Take a drive out to the Beaufort Commerce Park near U.S. 21.
Here, economic dreams were supposed to be realized. Businesses would move in, and jobs would be created. New industry would diversify the area's economy and local government would become flush with tax revenue.
The dream has not been realized despite efforts by various players during the past 30 years. Today, the vast majority of its 209 acres, 167 of which could be built upon, are vacant.
The Lowcountry Economic Network, a business recruiting organization primarily focused on and funded by Beaufort County, bought the park in 2006 but was unsuccessful in attracting new businesses. Grappling with debt and facing foreclosure as the recession revved up, the network folded, and the park was sold at auction for $2 million.
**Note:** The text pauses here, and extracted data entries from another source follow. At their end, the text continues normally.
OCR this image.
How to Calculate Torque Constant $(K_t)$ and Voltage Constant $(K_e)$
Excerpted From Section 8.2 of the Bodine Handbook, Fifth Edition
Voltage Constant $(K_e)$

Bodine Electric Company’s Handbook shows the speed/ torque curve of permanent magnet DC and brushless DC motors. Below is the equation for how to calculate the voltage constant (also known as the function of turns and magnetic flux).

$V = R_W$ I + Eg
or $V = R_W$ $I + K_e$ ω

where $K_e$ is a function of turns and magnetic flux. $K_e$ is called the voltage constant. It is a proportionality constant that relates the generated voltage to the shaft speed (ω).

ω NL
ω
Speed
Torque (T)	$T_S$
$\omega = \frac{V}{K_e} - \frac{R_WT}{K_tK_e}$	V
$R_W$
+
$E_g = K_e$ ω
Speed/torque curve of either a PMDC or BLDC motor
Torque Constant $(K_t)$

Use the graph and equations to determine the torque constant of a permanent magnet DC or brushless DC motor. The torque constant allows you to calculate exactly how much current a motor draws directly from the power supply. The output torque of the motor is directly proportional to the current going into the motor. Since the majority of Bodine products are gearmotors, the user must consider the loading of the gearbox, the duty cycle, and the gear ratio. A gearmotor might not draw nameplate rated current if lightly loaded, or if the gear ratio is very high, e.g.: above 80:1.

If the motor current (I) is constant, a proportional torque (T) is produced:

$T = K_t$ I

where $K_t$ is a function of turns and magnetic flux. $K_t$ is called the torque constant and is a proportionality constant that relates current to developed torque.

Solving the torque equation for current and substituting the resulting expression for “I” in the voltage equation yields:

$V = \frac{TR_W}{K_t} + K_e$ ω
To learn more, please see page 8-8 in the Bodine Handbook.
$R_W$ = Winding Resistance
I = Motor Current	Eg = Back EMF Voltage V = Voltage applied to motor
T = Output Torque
Two years ago, the city of Beaufort bought the park for $1.8 million with similar hopes of attracting new businesses and new jobs. The gamble has yet to pay off. The park has not gained any tenants since the purchase. One manufacturing business that considered locating in the park -- to great fanfare by city officials -- has since closed its local operation.
It is against this depressing backdrop that Beaufort County is considering whether to spend $59 million in public money to buy three large tracts of privately owned land and create three commercial parks. The Lowcountry Economic Alliance, the county's latest business recruiting partner staffed by many of the same people who ran the now-defunct network, says the creation of the parks would attract businesses including aerospace firms, defense contractors and information-technology companies. Money to pay for purchasing and developing the land could come from a 1 percent sales tax increase that may be considered by voters in the November election.
We've heard this pitch before. And we are not convinced that this effort will yield results.
We urge county leaders to tread carefully. It would be a huge leap of faith to believe a new park -- or two or three -- would be more successful than the former one. And it's also questionable whether large companies would not locate in the county anyway to take advantage of the county's proximity to two major ports, two rail lines and a major airport in Savannah.
That's not to say Beaufort County leaders should throw up their hands and play no role in attracting business to its borders. Diversifying the economy is an important regional goal that would not only create jobs but could potentially fend off future tax increases while preserving the current level of count services, according to County Council member Jerry Stewart.
But given the ongoing struggles of the Beaufort Commerce Park and few significant changes in the county's economic development strategy, it's hard to justify this large risk with public dollars. It feels like more of the same.
Construction of commerce parks must do more than fit an economic development plan. They must also make fiscal sense and common sense. Advocates of the news parks have yet to meet this objective.